AMARILLO, Texas (KAMR/KCIT) – BSA Health System Emergency Medical Services is reminding the community to avoid heat-related illness this Labor Day weekend.
Heatstroke occurs when a person’s body temperature reaches more than 104˚F and often happens after someone experiences symptoms of heat exhaustion (dizziness, headache, paleness, muscle cramping, heavy sweating and extreme weakness). If you are planning to be outdoors during the Labor Day weekend, practice heat safety techniques to reduce your risk of heatstroke.
“It is important to avoid being outdoors during the hottest parts of the day, between 2-4 p.m.,” BSA EMS Director, Perry Perkins explained. “This is especially important if you are planning to go hiking in Palo Duro Canyon, as the temperatures in the canyon can get up to 115˚F.”
To reduce your chance of heatstroke, you should drink plenty of water, wear sunscreen, hats and light colored clothes and make sure you have a cellphone with you in case of an emergency.

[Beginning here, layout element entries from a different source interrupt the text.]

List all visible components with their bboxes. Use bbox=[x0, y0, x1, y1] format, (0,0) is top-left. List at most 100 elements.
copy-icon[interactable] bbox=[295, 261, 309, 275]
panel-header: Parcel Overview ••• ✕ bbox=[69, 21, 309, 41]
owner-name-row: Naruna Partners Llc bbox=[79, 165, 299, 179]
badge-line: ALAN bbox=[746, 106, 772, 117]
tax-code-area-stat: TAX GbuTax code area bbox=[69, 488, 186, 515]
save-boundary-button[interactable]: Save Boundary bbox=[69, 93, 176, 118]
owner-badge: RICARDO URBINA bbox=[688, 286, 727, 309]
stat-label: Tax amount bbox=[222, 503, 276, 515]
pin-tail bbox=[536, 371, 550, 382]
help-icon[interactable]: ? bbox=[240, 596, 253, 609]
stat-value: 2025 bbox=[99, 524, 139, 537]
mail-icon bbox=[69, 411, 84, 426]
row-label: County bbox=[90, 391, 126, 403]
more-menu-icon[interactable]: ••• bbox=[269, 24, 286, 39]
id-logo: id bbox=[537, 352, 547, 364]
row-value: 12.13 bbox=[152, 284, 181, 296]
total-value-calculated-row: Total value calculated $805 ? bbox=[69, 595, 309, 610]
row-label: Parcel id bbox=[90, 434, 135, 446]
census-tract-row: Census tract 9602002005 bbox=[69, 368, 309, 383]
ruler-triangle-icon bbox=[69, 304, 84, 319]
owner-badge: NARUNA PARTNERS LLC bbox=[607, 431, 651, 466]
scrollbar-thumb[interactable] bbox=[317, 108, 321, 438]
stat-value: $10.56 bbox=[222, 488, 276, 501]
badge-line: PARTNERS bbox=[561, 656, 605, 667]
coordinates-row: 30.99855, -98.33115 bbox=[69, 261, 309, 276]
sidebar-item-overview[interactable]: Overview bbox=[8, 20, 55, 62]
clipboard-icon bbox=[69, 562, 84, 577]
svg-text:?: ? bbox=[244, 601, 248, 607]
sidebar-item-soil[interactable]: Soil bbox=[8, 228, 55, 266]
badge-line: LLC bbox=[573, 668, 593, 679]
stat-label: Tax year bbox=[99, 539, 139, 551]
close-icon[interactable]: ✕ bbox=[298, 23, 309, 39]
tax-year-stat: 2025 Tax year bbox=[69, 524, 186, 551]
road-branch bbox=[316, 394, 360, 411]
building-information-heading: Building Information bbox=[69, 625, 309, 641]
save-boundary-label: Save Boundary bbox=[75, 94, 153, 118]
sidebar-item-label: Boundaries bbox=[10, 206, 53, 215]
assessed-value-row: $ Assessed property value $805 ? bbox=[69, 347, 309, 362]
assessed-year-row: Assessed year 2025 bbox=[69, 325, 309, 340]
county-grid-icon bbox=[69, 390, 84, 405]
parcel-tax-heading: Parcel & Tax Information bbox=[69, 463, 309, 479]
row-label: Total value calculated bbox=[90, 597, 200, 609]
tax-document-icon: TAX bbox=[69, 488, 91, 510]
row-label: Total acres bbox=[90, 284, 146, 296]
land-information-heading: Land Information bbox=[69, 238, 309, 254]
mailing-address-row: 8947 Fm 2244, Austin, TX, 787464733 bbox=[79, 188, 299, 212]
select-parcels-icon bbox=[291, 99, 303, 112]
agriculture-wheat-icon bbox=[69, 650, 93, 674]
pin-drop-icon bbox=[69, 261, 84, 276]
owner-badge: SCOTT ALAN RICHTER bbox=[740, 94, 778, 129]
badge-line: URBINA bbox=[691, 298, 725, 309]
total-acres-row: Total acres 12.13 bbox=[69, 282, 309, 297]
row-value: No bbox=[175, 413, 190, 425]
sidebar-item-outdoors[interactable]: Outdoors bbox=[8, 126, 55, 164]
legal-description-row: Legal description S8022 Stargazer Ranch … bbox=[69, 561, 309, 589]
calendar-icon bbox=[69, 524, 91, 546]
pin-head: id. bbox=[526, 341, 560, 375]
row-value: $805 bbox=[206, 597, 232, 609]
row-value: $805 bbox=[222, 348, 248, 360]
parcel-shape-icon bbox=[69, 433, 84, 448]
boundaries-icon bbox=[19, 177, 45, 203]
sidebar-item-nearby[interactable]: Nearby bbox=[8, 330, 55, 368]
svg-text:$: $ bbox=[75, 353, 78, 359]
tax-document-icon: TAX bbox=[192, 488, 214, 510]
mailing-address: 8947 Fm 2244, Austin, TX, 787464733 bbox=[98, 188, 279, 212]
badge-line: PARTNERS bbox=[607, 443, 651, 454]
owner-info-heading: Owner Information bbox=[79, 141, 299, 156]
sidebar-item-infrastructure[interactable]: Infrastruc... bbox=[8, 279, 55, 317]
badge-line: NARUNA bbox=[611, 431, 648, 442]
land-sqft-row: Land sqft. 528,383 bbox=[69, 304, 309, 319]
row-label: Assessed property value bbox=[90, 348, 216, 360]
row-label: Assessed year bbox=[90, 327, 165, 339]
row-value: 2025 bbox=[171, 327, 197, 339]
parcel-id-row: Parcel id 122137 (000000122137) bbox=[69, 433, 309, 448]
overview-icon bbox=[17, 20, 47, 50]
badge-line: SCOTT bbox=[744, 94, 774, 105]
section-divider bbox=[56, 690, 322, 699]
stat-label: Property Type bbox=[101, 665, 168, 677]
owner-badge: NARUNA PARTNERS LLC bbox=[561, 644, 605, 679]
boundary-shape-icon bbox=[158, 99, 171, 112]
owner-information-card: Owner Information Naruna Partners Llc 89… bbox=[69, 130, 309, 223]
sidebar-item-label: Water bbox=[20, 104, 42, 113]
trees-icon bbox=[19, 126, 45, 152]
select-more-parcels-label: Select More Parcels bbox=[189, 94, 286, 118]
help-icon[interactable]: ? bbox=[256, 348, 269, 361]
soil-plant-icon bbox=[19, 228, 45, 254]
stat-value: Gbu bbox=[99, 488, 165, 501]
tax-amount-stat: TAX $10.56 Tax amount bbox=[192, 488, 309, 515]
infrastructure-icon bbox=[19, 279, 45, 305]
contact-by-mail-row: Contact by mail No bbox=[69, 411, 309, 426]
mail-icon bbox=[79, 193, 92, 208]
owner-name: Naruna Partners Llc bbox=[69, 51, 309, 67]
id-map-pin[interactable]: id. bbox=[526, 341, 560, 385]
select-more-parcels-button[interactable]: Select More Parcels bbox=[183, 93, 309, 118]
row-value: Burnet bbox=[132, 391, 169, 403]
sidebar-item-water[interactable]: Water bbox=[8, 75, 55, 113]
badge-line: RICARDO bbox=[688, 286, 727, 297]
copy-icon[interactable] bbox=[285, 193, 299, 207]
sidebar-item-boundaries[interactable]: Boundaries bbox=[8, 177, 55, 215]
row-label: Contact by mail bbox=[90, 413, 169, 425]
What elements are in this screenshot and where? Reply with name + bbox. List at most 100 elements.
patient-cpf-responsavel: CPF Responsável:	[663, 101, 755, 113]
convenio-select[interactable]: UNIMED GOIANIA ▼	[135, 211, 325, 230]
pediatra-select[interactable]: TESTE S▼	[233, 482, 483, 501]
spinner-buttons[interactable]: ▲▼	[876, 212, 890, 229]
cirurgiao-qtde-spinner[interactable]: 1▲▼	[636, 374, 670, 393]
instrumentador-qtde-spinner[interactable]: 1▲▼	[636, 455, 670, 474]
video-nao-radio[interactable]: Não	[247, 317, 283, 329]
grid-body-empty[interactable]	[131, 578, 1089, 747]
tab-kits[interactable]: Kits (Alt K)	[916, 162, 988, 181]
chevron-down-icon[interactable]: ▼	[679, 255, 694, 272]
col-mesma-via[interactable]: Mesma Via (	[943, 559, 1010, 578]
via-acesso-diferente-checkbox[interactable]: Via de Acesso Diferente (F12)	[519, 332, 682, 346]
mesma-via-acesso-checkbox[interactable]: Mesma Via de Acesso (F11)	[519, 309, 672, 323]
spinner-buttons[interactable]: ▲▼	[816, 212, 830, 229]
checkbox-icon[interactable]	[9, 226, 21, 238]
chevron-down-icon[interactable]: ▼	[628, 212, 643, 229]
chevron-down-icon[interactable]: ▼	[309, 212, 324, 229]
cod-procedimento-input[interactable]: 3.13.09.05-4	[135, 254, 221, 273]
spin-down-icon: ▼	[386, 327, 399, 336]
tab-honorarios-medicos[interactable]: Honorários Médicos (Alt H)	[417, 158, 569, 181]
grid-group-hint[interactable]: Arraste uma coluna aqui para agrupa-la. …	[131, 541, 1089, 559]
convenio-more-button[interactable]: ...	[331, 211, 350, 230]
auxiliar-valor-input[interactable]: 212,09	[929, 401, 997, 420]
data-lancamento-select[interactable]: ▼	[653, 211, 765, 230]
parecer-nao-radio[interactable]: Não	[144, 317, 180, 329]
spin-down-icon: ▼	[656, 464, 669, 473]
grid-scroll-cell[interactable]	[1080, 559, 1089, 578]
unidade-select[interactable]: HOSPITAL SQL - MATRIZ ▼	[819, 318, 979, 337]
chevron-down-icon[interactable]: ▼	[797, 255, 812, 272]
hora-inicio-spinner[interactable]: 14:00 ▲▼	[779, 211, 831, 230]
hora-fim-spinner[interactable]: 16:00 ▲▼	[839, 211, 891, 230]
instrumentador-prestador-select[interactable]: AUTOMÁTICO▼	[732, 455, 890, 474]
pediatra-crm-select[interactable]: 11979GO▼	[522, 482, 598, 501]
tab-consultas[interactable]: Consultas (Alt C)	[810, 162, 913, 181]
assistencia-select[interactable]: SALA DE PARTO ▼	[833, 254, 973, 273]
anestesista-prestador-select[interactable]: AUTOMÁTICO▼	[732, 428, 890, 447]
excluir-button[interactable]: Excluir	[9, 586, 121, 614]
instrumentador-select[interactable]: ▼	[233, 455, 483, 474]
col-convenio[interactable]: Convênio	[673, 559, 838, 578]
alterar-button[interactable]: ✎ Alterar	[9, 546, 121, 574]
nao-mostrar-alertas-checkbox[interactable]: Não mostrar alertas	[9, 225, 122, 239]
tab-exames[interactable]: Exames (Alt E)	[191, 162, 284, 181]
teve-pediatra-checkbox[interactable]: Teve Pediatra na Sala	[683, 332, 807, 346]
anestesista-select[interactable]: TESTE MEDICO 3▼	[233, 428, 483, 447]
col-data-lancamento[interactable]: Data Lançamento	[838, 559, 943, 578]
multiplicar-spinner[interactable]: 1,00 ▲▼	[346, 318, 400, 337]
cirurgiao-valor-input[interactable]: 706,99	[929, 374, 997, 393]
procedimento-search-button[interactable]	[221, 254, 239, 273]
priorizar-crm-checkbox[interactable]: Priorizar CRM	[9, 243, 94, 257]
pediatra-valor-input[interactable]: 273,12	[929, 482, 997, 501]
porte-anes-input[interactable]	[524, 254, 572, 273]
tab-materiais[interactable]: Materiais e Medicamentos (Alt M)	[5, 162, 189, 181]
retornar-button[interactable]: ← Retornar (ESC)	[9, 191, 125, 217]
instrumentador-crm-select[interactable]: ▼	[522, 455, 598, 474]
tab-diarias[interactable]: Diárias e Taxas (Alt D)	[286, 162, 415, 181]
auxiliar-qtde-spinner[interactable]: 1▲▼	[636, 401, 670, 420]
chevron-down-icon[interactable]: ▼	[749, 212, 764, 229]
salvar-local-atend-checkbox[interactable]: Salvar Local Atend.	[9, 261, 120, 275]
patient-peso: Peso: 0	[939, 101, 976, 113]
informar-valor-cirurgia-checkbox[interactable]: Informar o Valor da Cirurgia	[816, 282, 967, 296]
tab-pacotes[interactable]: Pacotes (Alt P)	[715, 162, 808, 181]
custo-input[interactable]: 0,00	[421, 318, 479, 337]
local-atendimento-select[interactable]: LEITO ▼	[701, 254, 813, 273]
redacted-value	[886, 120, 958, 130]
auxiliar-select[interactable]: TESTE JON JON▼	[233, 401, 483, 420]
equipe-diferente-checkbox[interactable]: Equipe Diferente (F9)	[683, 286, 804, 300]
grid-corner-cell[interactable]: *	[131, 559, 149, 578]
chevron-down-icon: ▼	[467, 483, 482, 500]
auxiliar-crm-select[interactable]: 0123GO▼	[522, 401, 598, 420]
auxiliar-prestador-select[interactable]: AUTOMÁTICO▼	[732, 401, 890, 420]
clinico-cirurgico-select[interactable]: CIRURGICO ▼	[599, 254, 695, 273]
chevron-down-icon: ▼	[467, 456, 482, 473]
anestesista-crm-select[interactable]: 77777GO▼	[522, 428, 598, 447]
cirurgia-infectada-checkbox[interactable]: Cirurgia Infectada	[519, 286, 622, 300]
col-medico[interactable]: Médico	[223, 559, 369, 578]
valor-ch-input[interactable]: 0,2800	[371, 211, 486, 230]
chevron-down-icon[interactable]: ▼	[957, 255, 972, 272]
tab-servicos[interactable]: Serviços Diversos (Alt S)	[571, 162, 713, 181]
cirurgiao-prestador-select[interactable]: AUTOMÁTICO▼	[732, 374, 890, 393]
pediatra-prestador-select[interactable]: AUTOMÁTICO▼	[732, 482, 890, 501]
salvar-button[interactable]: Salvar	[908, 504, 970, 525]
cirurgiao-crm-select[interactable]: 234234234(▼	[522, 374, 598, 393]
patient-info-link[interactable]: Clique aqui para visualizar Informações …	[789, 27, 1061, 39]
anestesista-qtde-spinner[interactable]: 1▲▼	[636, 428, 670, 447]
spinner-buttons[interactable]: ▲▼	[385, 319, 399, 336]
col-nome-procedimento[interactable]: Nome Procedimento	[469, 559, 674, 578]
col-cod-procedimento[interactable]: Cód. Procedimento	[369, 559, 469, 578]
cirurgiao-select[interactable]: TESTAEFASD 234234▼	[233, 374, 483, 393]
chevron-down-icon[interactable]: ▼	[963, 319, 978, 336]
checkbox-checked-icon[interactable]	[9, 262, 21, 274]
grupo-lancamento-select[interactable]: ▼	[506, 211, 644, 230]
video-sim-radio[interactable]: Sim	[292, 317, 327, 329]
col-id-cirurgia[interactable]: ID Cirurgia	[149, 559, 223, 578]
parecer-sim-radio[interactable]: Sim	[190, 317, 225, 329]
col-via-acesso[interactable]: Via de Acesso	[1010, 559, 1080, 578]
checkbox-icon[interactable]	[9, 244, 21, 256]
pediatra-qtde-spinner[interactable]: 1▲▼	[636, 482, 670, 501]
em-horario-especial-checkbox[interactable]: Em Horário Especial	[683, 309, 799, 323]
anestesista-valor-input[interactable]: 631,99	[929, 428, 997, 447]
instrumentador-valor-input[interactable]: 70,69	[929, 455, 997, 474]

A person who is experiencing heatstroke may display the following symptoms: throbbing headache, confusion or disorientation, weakness, hot and dry skin, nausea or vomiting, rapid heartbeat, difficulty breathing, muscle cramping and agitation. If left untreated, these symptoms can result in seizures, coma or death.
“If you notice someone displaying the signs or symptoms of a heatstroke, call 9-1-1 immediately and move them into a shaded area or inside an air conditioned building,” Perkins said. “You can help reduce their body temperature by having them drink water slowly and applying wet cloths to their head, neck, armpits and groin area.”
If you or someone around you experiences a heatstroke, call 9-1-1 immediately and take an ambulance to the hospital.